Now, I apologise to any monotheists who feel I have misrepresented them here. I don't think all Christians, for example, would divide the universe into natural and supernatural either. However, I am not a Christian, so I leave defending their religion to them. (And I am myself less sure where I stand than when I wrote the above.) Anyway, onwards and upwards: the following week, the Guardian printed a letter that, in part, responded to my own. The relevant bit says:
"As for the "non-supernatural religion" referred to in ----'s letter - given that religion exists to attribute supernatural causes to natural events I cannot help but feel this is a good candidate for oxymoron of the week."
(I have blanked out my name here, because I'm a little bit paranoid. In fairness, therefore, I have also left out the name of this letter's author - I shall call him the Dr, as he seemed rather keen to bash everyone over the head with his weighty academic credentials.) I was drafting a reply to this when a very close family member died. At that moment nothing could have seemed less significant than a spat in a newspaper about religion. However, since then it has rankled that I never replied. Did the good Dr even read what I had written? The point he makes is actually answered in my letter. He puts his finger on the nub of it when he says "given that religion exists to attribute supernatural causes to natural events...". This is not by any means a given, and this is what annoys me about so much of the public debate around religion. What the Dr puts forward here is a theory of religion, and a problematic one. My beef? He takes his position as self-evident. He simply makes an ex-cathedra statement.

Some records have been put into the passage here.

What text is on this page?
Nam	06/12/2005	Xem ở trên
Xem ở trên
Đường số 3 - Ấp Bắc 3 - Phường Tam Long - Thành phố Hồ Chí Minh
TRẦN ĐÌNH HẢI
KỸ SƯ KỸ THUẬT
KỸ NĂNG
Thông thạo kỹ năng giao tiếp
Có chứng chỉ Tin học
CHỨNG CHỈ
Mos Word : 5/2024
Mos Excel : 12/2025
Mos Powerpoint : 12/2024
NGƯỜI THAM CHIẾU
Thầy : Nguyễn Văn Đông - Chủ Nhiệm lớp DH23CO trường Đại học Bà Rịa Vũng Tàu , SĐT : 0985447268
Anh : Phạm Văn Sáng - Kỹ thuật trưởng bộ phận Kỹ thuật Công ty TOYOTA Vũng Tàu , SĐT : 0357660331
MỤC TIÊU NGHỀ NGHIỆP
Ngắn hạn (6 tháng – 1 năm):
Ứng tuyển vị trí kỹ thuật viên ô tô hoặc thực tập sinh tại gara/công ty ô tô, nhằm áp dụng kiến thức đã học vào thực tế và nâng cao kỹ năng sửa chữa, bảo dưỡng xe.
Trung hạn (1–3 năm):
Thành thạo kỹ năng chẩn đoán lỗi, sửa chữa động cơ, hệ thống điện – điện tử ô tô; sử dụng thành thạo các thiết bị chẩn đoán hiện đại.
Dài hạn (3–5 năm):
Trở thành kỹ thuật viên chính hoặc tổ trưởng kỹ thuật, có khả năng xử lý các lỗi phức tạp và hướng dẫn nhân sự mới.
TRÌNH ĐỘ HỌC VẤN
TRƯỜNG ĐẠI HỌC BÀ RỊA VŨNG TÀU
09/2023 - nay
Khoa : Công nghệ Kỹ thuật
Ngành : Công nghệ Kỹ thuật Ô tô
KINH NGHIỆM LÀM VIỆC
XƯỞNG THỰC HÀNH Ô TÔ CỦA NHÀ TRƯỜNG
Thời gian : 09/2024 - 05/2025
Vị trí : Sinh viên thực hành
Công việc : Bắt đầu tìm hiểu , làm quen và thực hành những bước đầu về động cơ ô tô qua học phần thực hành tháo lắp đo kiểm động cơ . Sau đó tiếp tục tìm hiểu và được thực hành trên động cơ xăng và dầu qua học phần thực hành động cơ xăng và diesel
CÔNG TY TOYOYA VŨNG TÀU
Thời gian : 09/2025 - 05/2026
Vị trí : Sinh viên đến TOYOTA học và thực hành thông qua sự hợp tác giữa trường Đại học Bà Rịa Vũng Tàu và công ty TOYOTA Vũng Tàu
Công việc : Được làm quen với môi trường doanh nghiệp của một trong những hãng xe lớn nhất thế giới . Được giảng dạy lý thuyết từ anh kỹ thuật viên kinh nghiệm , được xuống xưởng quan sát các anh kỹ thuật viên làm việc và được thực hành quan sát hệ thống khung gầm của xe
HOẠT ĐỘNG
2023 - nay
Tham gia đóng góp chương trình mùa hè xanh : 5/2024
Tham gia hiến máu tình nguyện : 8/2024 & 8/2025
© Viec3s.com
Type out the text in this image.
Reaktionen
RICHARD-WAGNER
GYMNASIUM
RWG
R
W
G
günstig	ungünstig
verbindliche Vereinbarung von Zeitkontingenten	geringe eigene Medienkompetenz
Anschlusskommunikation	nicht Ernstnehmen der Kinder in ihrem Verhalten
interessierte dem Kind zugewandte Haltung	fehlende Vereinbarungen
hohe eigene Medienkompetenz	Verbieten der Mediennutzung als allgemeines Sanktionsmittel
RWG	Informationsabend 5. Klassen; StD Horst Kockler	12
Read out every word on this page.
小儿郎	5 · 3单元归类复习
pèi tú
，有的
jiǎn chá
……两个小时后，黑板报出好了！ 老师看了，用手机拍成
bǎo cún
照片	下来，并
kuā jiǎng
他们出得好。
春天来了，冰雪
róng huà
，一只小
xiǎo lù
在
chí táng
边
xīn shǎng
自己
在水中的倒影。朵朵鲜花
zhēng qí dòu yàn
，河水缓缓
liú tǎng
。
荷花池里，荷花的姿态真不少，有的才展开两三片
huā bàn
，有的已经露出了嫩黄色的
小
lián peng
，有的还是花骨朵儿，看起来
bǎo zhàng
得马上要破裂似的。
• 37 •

Personally, I think the sort of position adopted by Emile Durkheim is much more plausible - that religion is primarily a practice and not a set of beliefs. For example, I know a theologian who argues that Christianity consists essentially of performing the Eucharist, and does not necessarily involve belief in anything. For Durkheim, religious practices served as a social glue that bound a society together. Myself, I don't quite agree with this either, though it has a lot to be said for it. I think that religion is a term of convenience covering a wide range of concerns, beliefs and practices - ranging from social respectibility to political activism to mysticism (itself a nebulous catch-all word). If you start to think in this way, you begin to realise how loaded our vocabulary is: 'faith' has at least some relationship to belief, and therefore to religion conceived as commitment to a set of doctrines; 'worldview' implies a more or less coherent philosophy, an interpretation of the world, although it tries to be friendlier than 'dogma' or 'doctrine'. The popular alternatives to the word 'religion' always imply something of this sort.
If our language contains these biases, all the more reason to reflect a bit before making public forays on the topic. If I made sweeping generalisations about science with only the most superficial knowledge of the subject, Richard Dawkins as well as the good Dr would rightly condemn it. They do not, however, seem to feel any need to think before they open their mouths and spout off about religion. The irony here is that in political terms, I agree with a great deal of what Dawkins says - for example about the "chauvinistic nastiness of pledging allegiance to a flag", or the money grubbing of televangelists and their pernicious influence on US politics. I agree with Dawkins also about the strict separation of church and state. Come to that, I know committed Christians who would agree with Dawkins on most, possibly all, of these points. So has Dawkins become the thing he hates? Does his tone of voice - the self-assurance in his own views, the hectoring of others - sound like bigotry? I am afraid it does, and it is a great pity. A tolerant society depends on this thought: that we might be wrong. We need an eloquent, intelligent defence of secularism - a broad-minded and tolerant secularism. Dawkins could do it, if he was less concerned with sorting the scientific sheep from the religious goats.